Damatlar ve gelinlerin sorunu hâlâ bitmedi
Federal Almanya ile Türkiye arasındaki “damat-gelin trafiği” bir türlü sorunlardan kurtulamıyor. Almanya 2007 yılında Yabancılar Yasası’nda bir değişiklik yaparak Avrupa Birliği (AB) dışından aile birleşimi yoluyla bu ülkeye gelmek isteyen yabancı eşlere Almanca dil bilgisi ve dil sınavı şartı koymuştu. Karar tepkiyle karşılandı. Davalar açıldı. Sonunda Lüksemburg’daki Avrupa Adalet Divanı 10 Temmuz 2014 tarihli kararında bu düzenlemenin Türkiye ile imzalanan mevcut hakların korunması anlaşmasına aykırı olduğuna karar verdi. Yani dil sınavının kaldırılmasını istedi. Ancak Almanya, kararın ardından bir yıla yakın bir süre geçmesine rağmen uygulamayı sürdürüyor. Sadece okuma-yazma bilmemek, psikolojik sorunlar gibi özel şartlar nedeniyle sınava hazırlanamayanlar veya birkaç kez sınava girip başarılı olamayanlar vize alabiliyor. Üstelik Almanya, bunu Avusturya ve Hollanda gibi ülkelerin dil sınavlarını kaldırmasına rağmen yapıyor.
SABEV (Sosyal Araştırma Belgeleme Eğitim Vakfı) tarafından yürütülen “Yeni Ülkenize Hazırlıklı Gidin” projesi koordinatörü, Uzman Psikolog Nevriye Kayış, Federal Uyum Bakanı Aydan Özoğuz’un AB’nin bu kararını sevinçle karşıladığını ve dil sınavının kalkacağı yolunda açıklamalar yaptığını hatırlattı. Ancak henüz federal düzeyde olsun Hessen gibi yerel düzeyde olsun herhangi bir değişiklik olmadığına dikkat çekti. Sorularımızı yanıtlarken Alman politikacıların sessizliğini de eleştiren Nevriye Kayış, “Almanca, uyumun en önemli şartlarından. Ama ben, Almanca dil testi zorunluluğunun kaldırılmasından yanayım.
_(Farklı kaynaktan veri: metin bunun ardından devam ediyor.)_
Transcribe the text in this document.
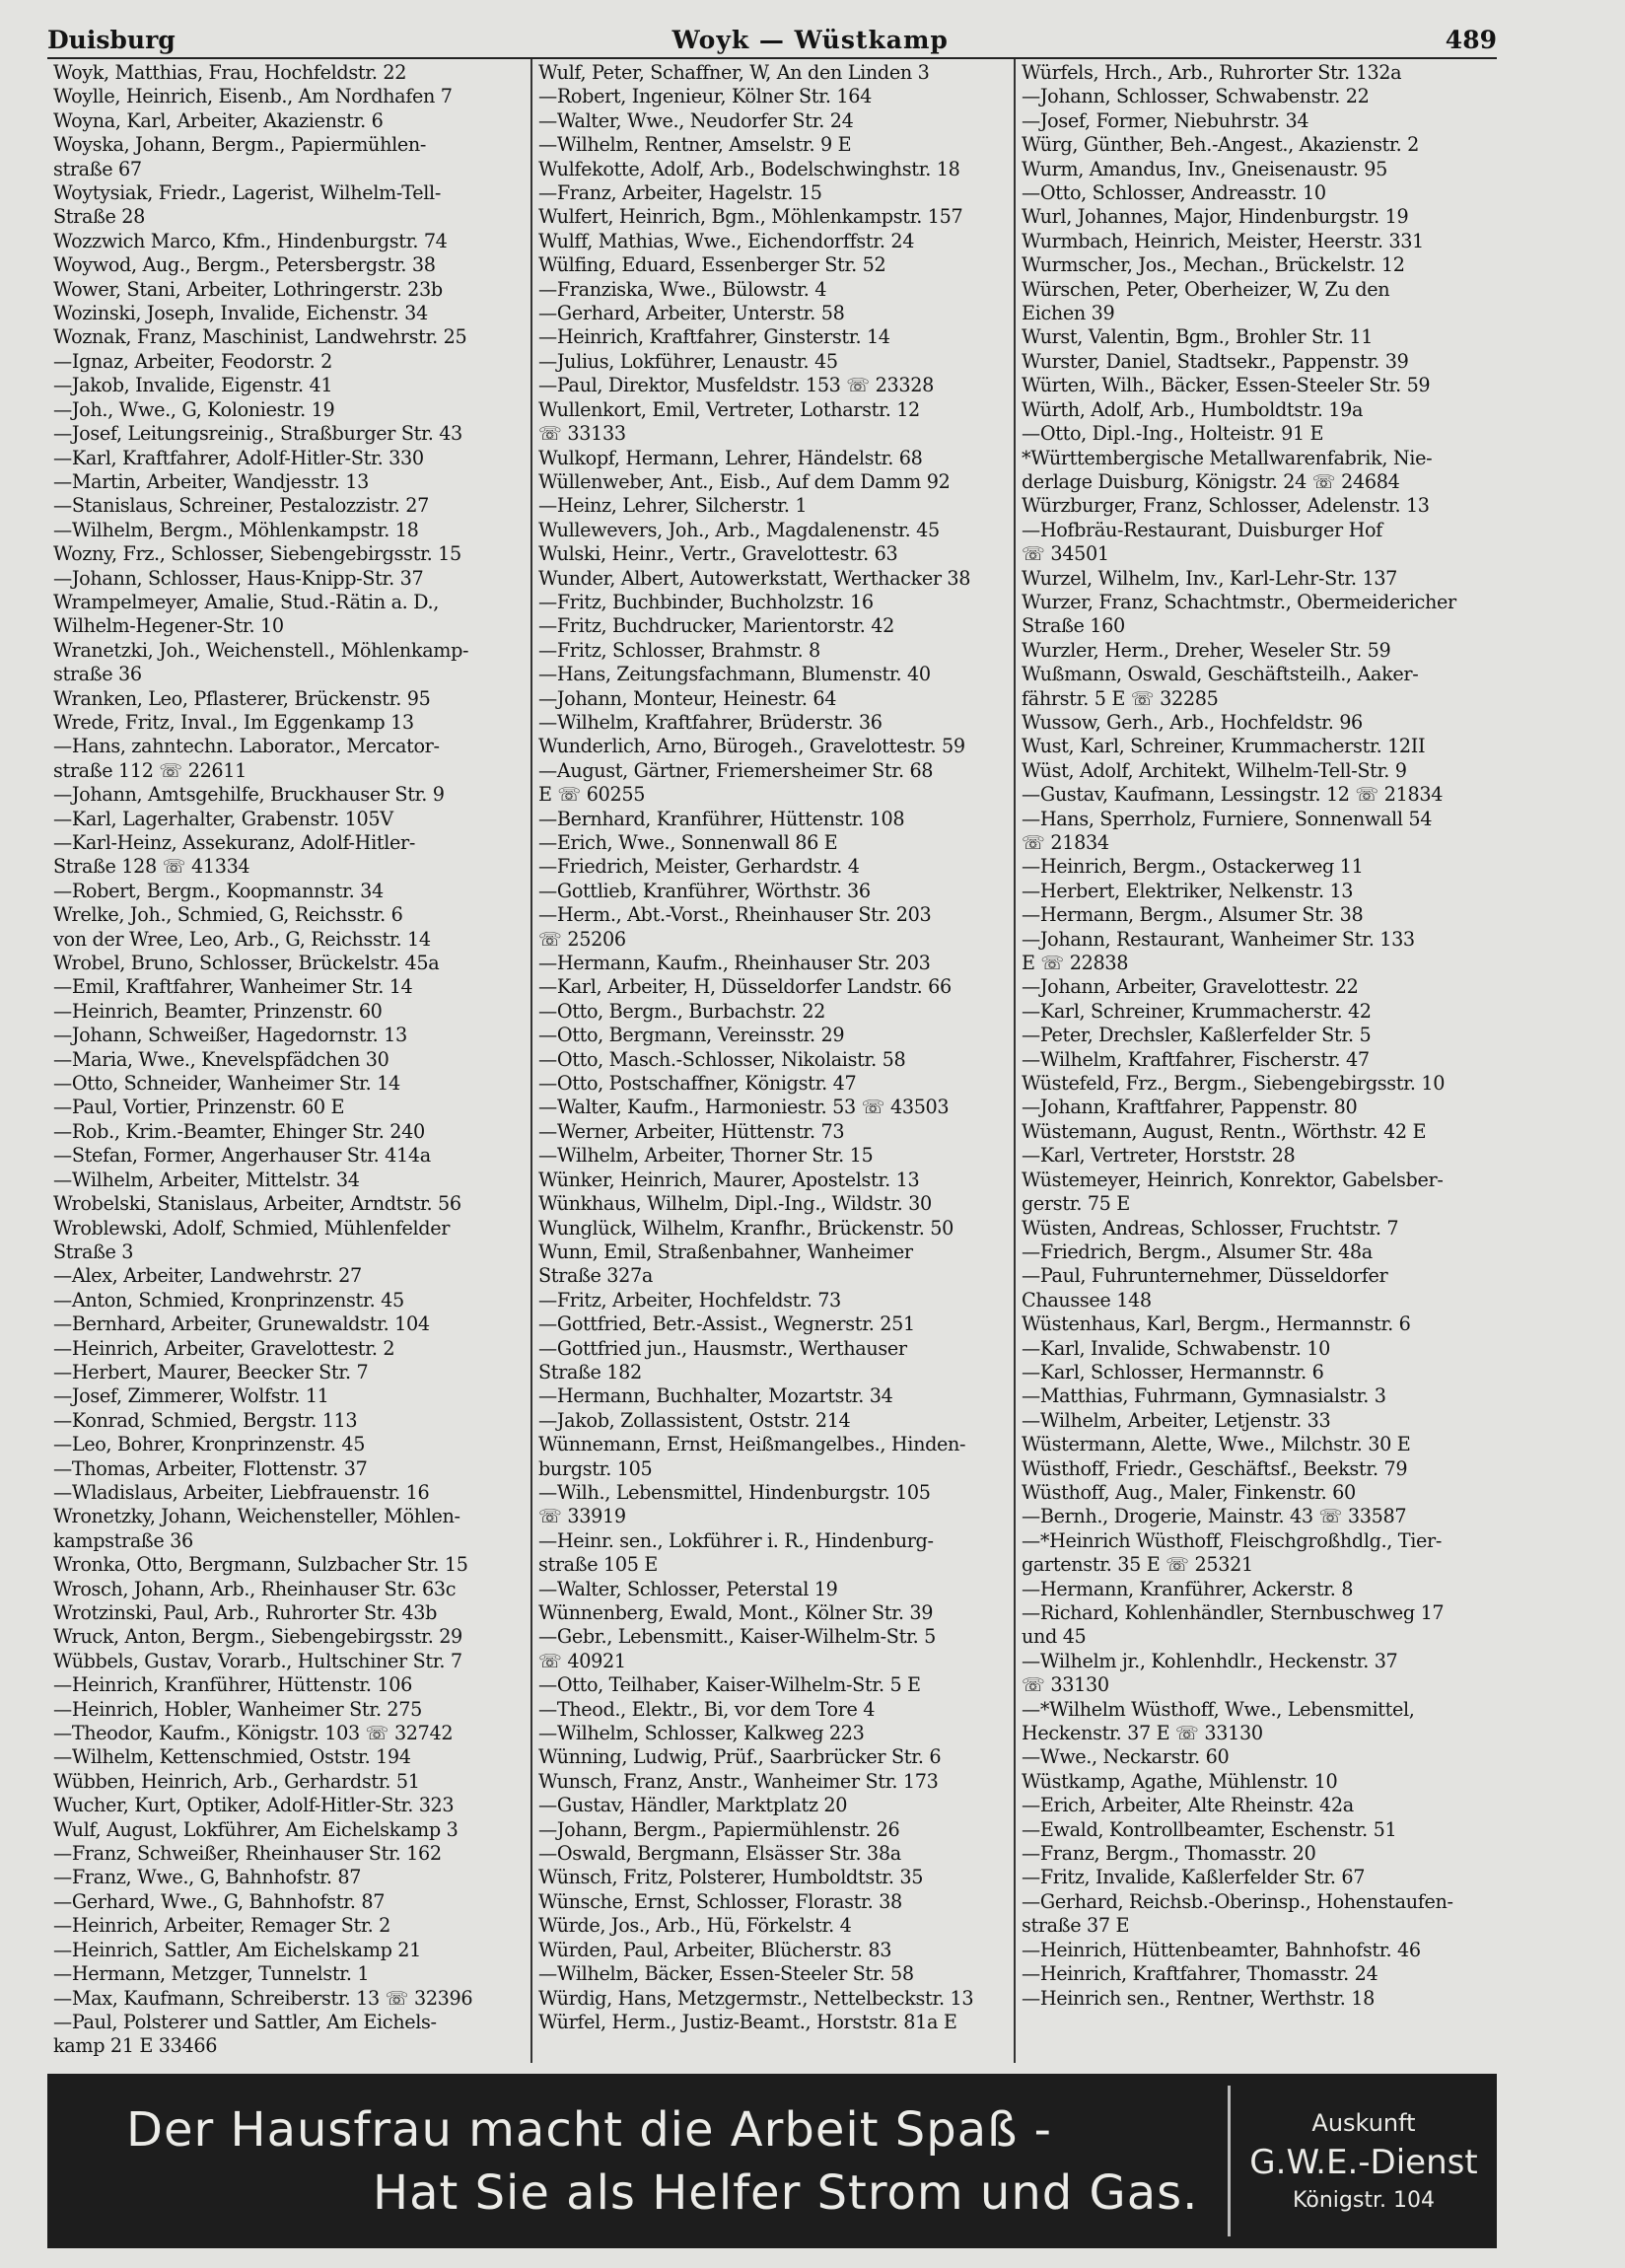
Duisburg	Woyk — Wüstkamp	489
Woyk, Matthias, Frau, Hochfeldstr. 22
Woylle, Heinrich, Eisenb., Am Nordhafen 7
Woyna, Karl, Arbeiter, Akazienstr. 6
Woyska, Johann, Bergm., Papiermühlen-
straße 67
Woytysiak, Friedr., Lagerist, Wilhelm-Tell-
Straße 28
Wozzwich Marco, Kfm., Hindenburgstr. 74
Woywod, Aug., Bergm., Petersbergstr. 38
Wower, Stani, Arbeiter, Lothringerstr. 23b
Wozinski, Joseph, Invalide, Eichenstr. 34
Woznak, Franz, Maschinist, Landwehrstr. 25
—Ignaz, Arbeiter, Feodorstr. 2
—Jakob, Invalide, Eigenstr. 41
—Joh., Wwe., G, Koloniestr. 19
—Josef, Leitungsreinig., Straßburger Str. 43
—Karl, Kraftfahrer, Adolf-Hitler-Str. 330
—Martin, Arbeiter, Wandjesstr. 13
—Stanislaus, Schreiner, Pestalozzistr. 27
—Wilhelm, Bergm., Möhlenkampstr. 18
Wozny, Frz., Schlosser, Siebengebirgsstr. 15
—Johann, Schlosser, Haus-Knipp-Str. 37
Wrampelmeyer, Amalie, Stud.-Rätin a. D.,
Wilhelm-Hegener-Str. 10
Wranetzki, Joh., Weichenstell., Möhlenkamp-
straße 36
Wranken, Leo, Pflasterer, Brückenstr. 95
Wrede, Fritz, Inval., Im Eggenkamp 13
—Hans, zahntechn. Laborator., Mercator-
straße 112 ☏ 22611
—Johann, Amtsgehilfe, Bruckhauser Str. 9
—Karl, Lagerhalter, Grabenstr. 105V
—Karl-Heinz, Assekuranz, Adolf-Hitler-
Straße 128 ☏ 41334
—Robert, Bergm., Koopmannstr. 34
Wrelke, Joh., Schmied, G, Reichsstr. 6
von der Wree, Leo, Arb., G, Reichsstr. 14
Wrobel, Bruno, Schlosser, Brückelstr. 45a
—Emil, Kraftfahrer, Wanheimer Str. 14
—Heinrich, Beamter, Prinzenstr. 60
—Johann, Schweißer, Hagedornstr. 13
—Maria, Wwe., Knevelspfädchen 30
—Otto, Schneider, Wanheimer Str. 14
—Paul, Vortier, Prinzenstr. 60 E
—Rob., Krim.-Beamter, Ehinger Str. 240
—Stefan, Former, Angerhauser Str. 414a
—Wilhelm, Arbeiter, Mittelstr. 34
Wrobelski, Stanislaus, Arbeiter, Arndtstr. 56
Wroblewski, Adolf, Schmied, Mühlenfelder
Straße 3
—Alex, Arbeiter, Landwehrstr. 27
—Anton, Schmied, Kronprinzenstr. 45
—Bernhard, Arbeiter, Grunewaldstr. 104
—Heinrich, Arbeiter, Gravelottestr. 2
—Herbert, Maurer, Beecker Str. 7
—Josef, Zimmerer, Wolfstr. 11
—Konrad, Schmied, Bergstr. 113
—Leo, Bohrer, Kronprinzenstr. 45
—Thomas, Arbeiter, Flottenstr. 37
—Wladislaus, Arbeiter, Liebfrauenstr. 16
Wronetzky, Johann, Weichensteller, Möhlen-
kampstraße 36
Wronka, Otto, Bergmann, Sulzbacher Str. 15
Wrosch, Johann, Arb., Rheinhauser Str. 63c
Wrotzinski, Paul, Arb., Ruhrorter Str. 43b
Wruck, Anton, Bergm., Siebengebirgsstr. 29
Wübbels, Gustav, Vorarb., Hultschiner Str. 7
—Heinrich, Kranführer, Hüttenstr. 106
—Heinrich, Hobler, Wanheimer Str. 275
—Theodor, Kaufm., Königstr. 103 ☏ 32742
—Wilhelm, Kettenschmied, Oststr. 194
Wübben, Heinrich, Arb., Gerhardstr. 51
Wucher, Kurt, Optiker, Adolf-Hitler-Str. 323
Wulf, August, Lokführer, Am Eichelskamp 3
—Franz, Schweißer, Rheinhauser Str. 162
—Franz, Wwe., G, Bahnhofstr. 87
—Gerhard, Wwe., G, Bahnhofstr. 87
—Heinrich, Arbeiter, Remager Str. 2
—Heinrich, Sattler, Am Eichelskamp 21
—Hermann, Metzger, Tunnelstr. 1
—Max, Kaufmann, Schreiberstr. 13 ☏ 32396
—Paul, Polsterer und Sattler, Am Eichels-
kamp 21 E 33466
Wulf, Peter, Schaffner, W, An den Linden 3
—Robert, Ingenieur, Kölner Str. 164
—Walter, Wwe., Neudorfer Str. 24
—Wilhelm, Rentner, Amselstr. 9 E
Wulfekotte, Adolf, Arb., Bodelschwinghstr. 18
—Franz, Arbeiter, Hagelstr. 15
Wulfert, Heinrich, Bgm., Möhlenkampstr. 157
Wulff, Mathias, Wwe., Eichendorffstr. 24
Wülfing, Eduard, Essenberger Str. 52
—Franziska, Wwe., Bülowstr. 4
—Gerhard, Arbeiter, Unterstr. 58
—Heinrich, Kraftfahrer, Ginsterstr. 14
—Julius, Lokführer, Lenaustr. 45
—Paul, Direktor, Musfeldstr. 153 ☏ 23328
Wullenkort, Emil, Vertreter, Lotharstr. 12
☏ 33133
Wulkopf, Hermann, Lehrer, Händelstr. 68
Wüllenweber, Ant., Eisb., Auf dem Damm 92
—Heinz, Lehrer, Silcherstr. 1
Wullewevers, Joh., Arb., Magdalenenstr. 45
Wulski, Heinr., Vertr., Gravelottestr. 63
Wunder, Albert, Autowerkstatt, Werthacker 38
—Fritz, Buchbinder, Buchholzstr. 16
—Fritz, Buchdrucker, Marientorstr. 42
—Fritz, Schlosser, Brahmstr. 8
—Hans, Zeitungsfachmann, Blumenstr. 40
—Johann, Monteur, Heinestr. 64
—Wilhelm, Kraftfahrer, Brüderstr. 36
Wunderlich, Arno, Bürogeh., Gravelottestr. 59
—August, Gärtner, Friemersheimer Str. 68
E ☏ 60255
—Bernhard, Kranführer, Hüttenstr. 108
—Erich, Wwe., Sonnenwall 86 E
—Friedrich, Meister, Gerhardstr. 4
—Gottlieb, Kranführer, Wörthstr. 36
—Herm., Abt.-Vorst., Rheinhauser Str. 203
☏ 25206
—Hermann, Kaufm., Rheinhauser Str. 203
—Karl, Arbeiter, H, Düsseldorfer Landstr. 66
—Otto, Bergm., Burbachstr. 22
—Otto, Bergmann, Vereinsstr. 29
—Otto, Masch.-Schlosser, Nikolaistr. 58
—Otto, Postschaffner, Königstr. 47
—Walter, Kaufm., Harmoniestr. 53 ☏ 43503
—Werner, Arbeiter, Hüttenstr. 73
—Wilhelm, Arbeiter, Thorner Str. 15
Wünker, Heinrich, Maurer, Apostelstr. 13
Wünkhaus, Wilhelm, Dipl.-Ing., Wildstr. 30
Wunglück, Wilhelm, Kranfhr., Brückenstr. 50
Wunn, Emil, Straßenbahner, Wanheimer
Straße 327a
—Fritz, Arbeiter, Hochfeldstr. 73
—Gottfried, Betr.-Assist., Wegnerstr. 251
—Gottfried jun., Hausmstr., Werthauser
Straße 182
—Hermann, Buchhalter, Mozartstr. 34
—Jakob, Zollassistent, Oststr. 214
Wünnemann, Ernst, Heißmangelbes., Hinden-
burgstr. 105
—Wilh., Lebensmittel, Hindenburgstr. 105
☏ 33919
—Heinr. sen., Lokführer i. R., Hindenburg-
straße 105 E
—Walter, Schlosser, Peterstal 19
Wünnenberg, Ewald, Mont., Kölner Str. 39
—Gebr., Lebensmitt., Kaiser-Wilhelm-Str. 5
☏ 40921
—Otto, Teilhaber, Kaiser-Wilhelm-Str. 5 E
—Theod., Elektr., Bi, vor dem Tore 4
—Wilhelm, Schlosser, Kalkweg 223
Wünning, Ludwig, Prüf., Saarbrücker Str. 6
Wunsch, Franz, Anstr., Wanheimer Str. 173
—Gustav, Händler, Marktplatz 20
—Johann, Bergm., Papiermühlenstr. 26
—Oswald, Bergmann, Elsässer Str. 38a
Wünsch, Fritz, Polsterer, Humboldtstr. 35
Wünsche, Ernst, Schlosser, Florastr. 38
Würde, Jos., Arb., Hü, Förkelstr. 4
Würden, Paul, Arbeiter, Blücherstr. 83
—Wilhelm, Bäcker, Essen-Steeler Str. 58
Würdig, Hans, Metzgermstr., Nettelbeckstr. 13
Würfel, Herm., Justiz-Beamt., Horststr. 81a E
Würfels, Hrch., Arb., Ruhrorter Str. 132a
—Johann, Schlosser, Schwabenstr. 22
—Josef, Former, Niebuhrstr. 34
Würg, Günther, Beh.-Angest., Akazienstr. 2
Wurm, Amandus, Inv., Gneisenaustr. 95
—Otto, Schlosser, Andreasstr. 10
Wurl, Johannes, Major, Hindenburgstr. 19
Wurmbach, Heinrich, Meister, Heerstr. 331
Wurmscher, Jos., Mechan., Brückelstr. 12
Würschen, Peter, Oberheizer, W, Zu den
Eichen 39
Wurst, Valentin, Bgm., Brohler Str. 11
Wurster, Daniel, Stadtsekr., Pappenstr. 39
Würten, Wilh., Bäcker, Essen-Steeler Str. 59
Würth, Adolf, Arb., Humboldtstr. 19a
—Otto, Dipl.-Ing., Holteistr. 91 E
*Württembergische Metallwarenfabrik, Nie-
derlage Duisburg, Königstr. 24 ☏ 24684
Würzburger, Franz, Schlosser, Adelenstr. 13
—Hofbräu-Restaurant, Duisburger Hof
☏ 34501
Wurzel, Wilhelm, Inv., Karl-Lehr-Str. 137
Wurzer, Franz, Schachtmstr., Obermeidericher
Straße 160
Wurzler, Herm., Dreher, Weseler Str. 59
Wußmann, Oswald, Geschäftsteilh., Aaker-
fährstr. 5 E ☏ 32285
Wussow, Gerh., Arb., Hochfeldstr. 96
Wust, Karl, Schreiner, Krummacherstr. 12II
Wüst, Adolf, Architekt, Wilhelm-Tell-Str. 9
—Gustav, Kaufmann, Lessingstr. 12 ☏ 21834
—Hans, Sperrholz, Furniere, Sonnenwall 54
☏ 21834
—Heinrich, Bergm., Ostackerweg 11
—Herbert, Elektriker, Nelkenstr. 13
—Hermann, Bergm., Alsumer Str. 38
—Johann, Restaurant, Wanheimer Str. 133
E ☏ 22838
—Johann, Arbeiter, Gravelottestr. 22
—Karl, Schreiner, Krummacherstr. 42
—Peter, Drechsler, Kaßlerfelder Str. 5
—Wilhelm, Kraftfahrer, Fischerstr. 47
Wüstefeld, Frz., Bergm., Siebengebirgsstr. 10
—Johann, Kraftfahrer, Pappenstr. 80
Wüstemann, August, Rentn., Wörthstr. 42 E
—Karl, Vertreter, Horststr. 28
Wüstemeyer, Heinrich, Konrektor, Gabelsber-
gerstr. 75 E
Wüsten, Andreas, Schlosser, Fruchtstr. 7
—Friedrich, Bergm., Alsumer Str. 48a
—Paul, Fuhrunternehmer, Düsseldorfer
Chaussee 148
Wüstenhaus, Karl, Bergm., Hermannstr. 6
—Karl, Invalide, Schwabenstr. 10
—Karl, Schlosser, Hermannstr. 6
—Matthias, Fuhrmann, Gymnasialstr. 3
—Wilhelm, Arbeiter, Letjenstr. 33
Wüstermann, Alette, Wwe., Milchstr. 30 E
Wüsthoff, Friedr., Geschäftsf., Beekstr. 79
Wüsthoff, Aug., Maler, Finkenstr. 60
—Bernh., Drogerie, Mainstr. 43 ☏ 33587
—*Heinrich Wüsthoff, Fleischgroßhdlg., Tier-
gartenstr. 35 E ☏ 25321
—Hermann, Kranführer, Ackerstr. 8
—Richard, Kohlenhändler, Sternbuschweg 17
und 45
—Wilhelm jr., Kohlenhdlr., Heckenstr. 37
☏ 33130
—*Wilhelm Wüsthoff, Wwe., Lebensmittel,
Heckenstr. 37 E ☏ 33130
—Wwe., Neckarstr. 60
Wüstkamp, Agathe, Mühlenstr. 10
—Erich, Arbeiter, Alte Rheinstr. 42a
—Ewald, Kontrollbeamter, Eschenstr. 51
—Franz, Bergm., Thomasstr. 20
—Fritz, Invalide, Kaßlerfelder Str. 67
—Gerhard, Reichsb.-Oberinsp., Hohenstaufen-
straße 37 E
—Heinrich, Hüttenbeamter, Bahnhofstr. 46
—Heinrich, Kraftfahrer, Thomasstr. 24
—Heinrich sen., Rentner, Werthstr. 18
Der Hausfrau macht die Arbeit Spaß -
Hat Sie als Helfer Strom und Gas.
Auskunft
G.W.E.-Dienst
Königstr. 104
Anlamsız ve ayrımcılık içeren Almanca testi tümüyle iptal edilmeli ve kişileri Almanca öğrenmeye teşvik edecek projeler geliştirilmelidir” dedi.
İsmail Tipi (CDU): Esas olarak doğru
Hessen Eyalet Meclisi’nde iktidar partisi CDU’nun milletvekili olarak görev yapan İsmail Tipi, 10 Temmuz 2014 “Doğan Kararı”nın federal hükümetçe de uygulanacağını sandığını belirtti. Bizim Hessen’in sorularını yanıtlayan Tipi, Adalet Divanı’nın Alman diliyle ilgili temel bilgilerin kanıtlanmasına itiraz etmediğini, dolayısıyla kararın iptal edildiğinin söylenemeyeceğini hatırlattı. İsmail Tipi, söz konusu kararla dil bilgisi konusunda insanların tek tek durumlarının dikkate alınmasının şart olduğunun da göz ardı edilemeyeceğini belirtti. CDU milletvekili, Hessen’de de gelecekte bu özel durumların daha çok dikkate alınması gerektiğini, böylece AB kararının hesaba katılmış olacağını bildirdi. Tipi Bizim Hessen’in sorularını şöyle yanıtladı:
“Bence Alman dili Almanya’da tutunabilmek ve uyum sağlayabilmek için en önemli anahtar. Bu sadece çalışma dünyası için söz konusu değildir. Toplumsal yaşama katılabilmek de kesinlikle Almanca anlaşabilmeye bağlıdır. Dolayısıyla bu ülkeye göç etmeden önce belli düzeyde bir Almanca bilgisinin var olmasını sağlamak önemli bir adımdır. Ancak burada aşılmaz engeller söz konusu değildir. Basit Almanca bilgisi istenmektedir. Bu bilginin edinilmesi Türkiye’den gelecek damat veya gelinin uyumu başarması için evlilerden talep edilebilir. Ben 2007’deki Alman diliyle ilgili basit bilgilerin kanıtlanma kararını eskisi gibi doğru buluyorum. Bu düzenlemenin geçen yılki mahkemenin kararlarıyla uyumlu bir biçimde uygulanacağını sanıyorum.”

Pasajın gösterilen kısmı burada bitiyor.